At the time, following a sensationally influential twelve-year run, which had helped transform the face of the police drama series and produced a genuinely iconic character in the form of Jack Lord's Steve McGarrett, Hawaii Five-O had finally reached the end of its televisual life and CBS wanted an immediate replacement series which could continue to use the extensive, and expensive, custom-built Hawaiian production facilities which the network had constructed in the mid seventies for the out-going series.

Magnum, P.I.

The second key element was that of the selection of lead actor for the show. CBS had had the tall, dark, handsome and very personable actor Tom Selleck under contract for a TV series lead for some time. The actor, who had previously appeared in cigarette and cologne commercials had filmed six previous TV pilots that were never sold and had made do with a number of small roles in other shows, such as the smug gumshoe Lance White in The Rockford Files.

With this new property, CBS executive's finally felt that they had the perfect vehicle for him. They were right. With the approval of both Larson and Bellisario, Selleck was handed a role that fit him from the outset as snugly as a well-tailored glove, and a pilot, "Don't Eat the Snow in Hawaii" proved successful enough for a series to enter full production.

Magnum

The same canny casting extended to the other regular characters with the key role of Jonathan Quayle Higgins III, the arch and regimented English Major-domo at the beachfront estate, Robin's Nest, of wealthy reclusive writer Robin Masters, going to veteran Texan character actor, John Hillerman, whilst the roles of Thomas Sullivan, Magnum's old army buddies Rick "Orville" Wright and Theodore "T.C." Calvin, were handled with wit and style by Larry Manetti and Roger E. Mosley respectively, and between 1981-1985 the voice of screen legend Orson Welles breathed telephonic life into the character of the oft-mentioned, but never seen estate owner.

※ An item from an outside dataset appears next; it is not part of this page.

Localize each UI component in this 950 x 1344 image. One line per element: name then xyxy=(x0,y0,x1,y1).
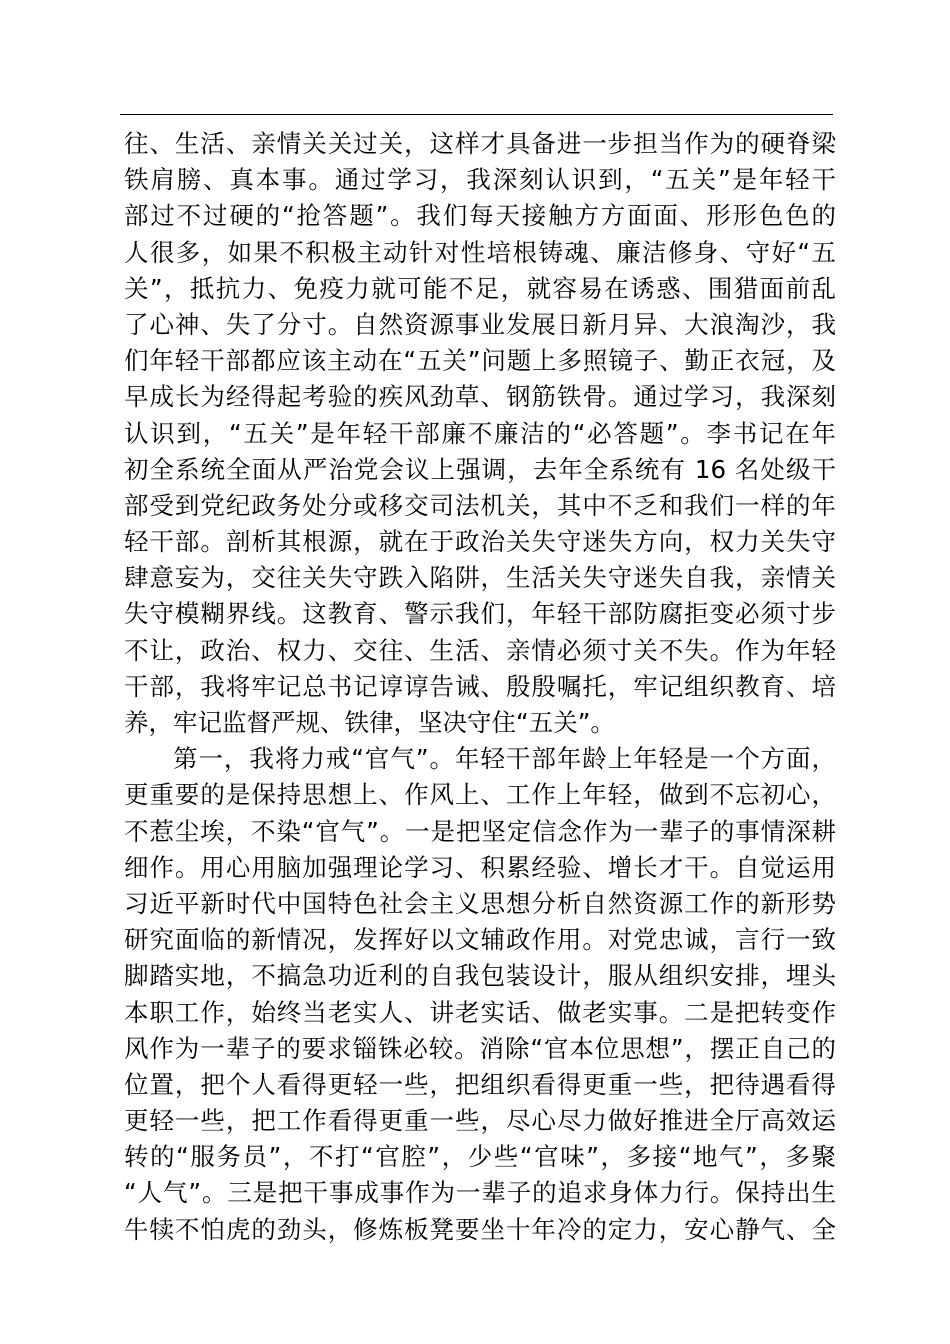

The chemistry between the core characters was another winning aspect to a series that could switch effortlessly between high comedy and surprisingly serious and thoughtful drama. Indeed, the consistently high standard of performance amongst the leads was reflected by both Selleck and Hillerman receiving Emmy Awards for their work on the series. This may have compensated Selleck, whose contract commitment to the series famously cost him the role of Indiana Jones in the first Indiana Jones film, Raiders of the Lost Ark, which went to Harrison Ford. Selleck later commented: "I made a deal with Magnum, and it was the best thing that ever happened to me. I'm proud that I lived up to my contract."

Magnum, P.I. was a prime example of the successfully glossy product being produced at the time. It's legacy was such that in 2018, CBS ordered a reboot. The new series cast Jay Hernandez in the lead role. Whilst this series was not a hit with critics it acheived an 84% audience score on Rotten Tomatoes. It which was cancelled in early 2024. Magnum, P.I. - the original, blended action, humour and camaraderie, making it a beloved classic in television history.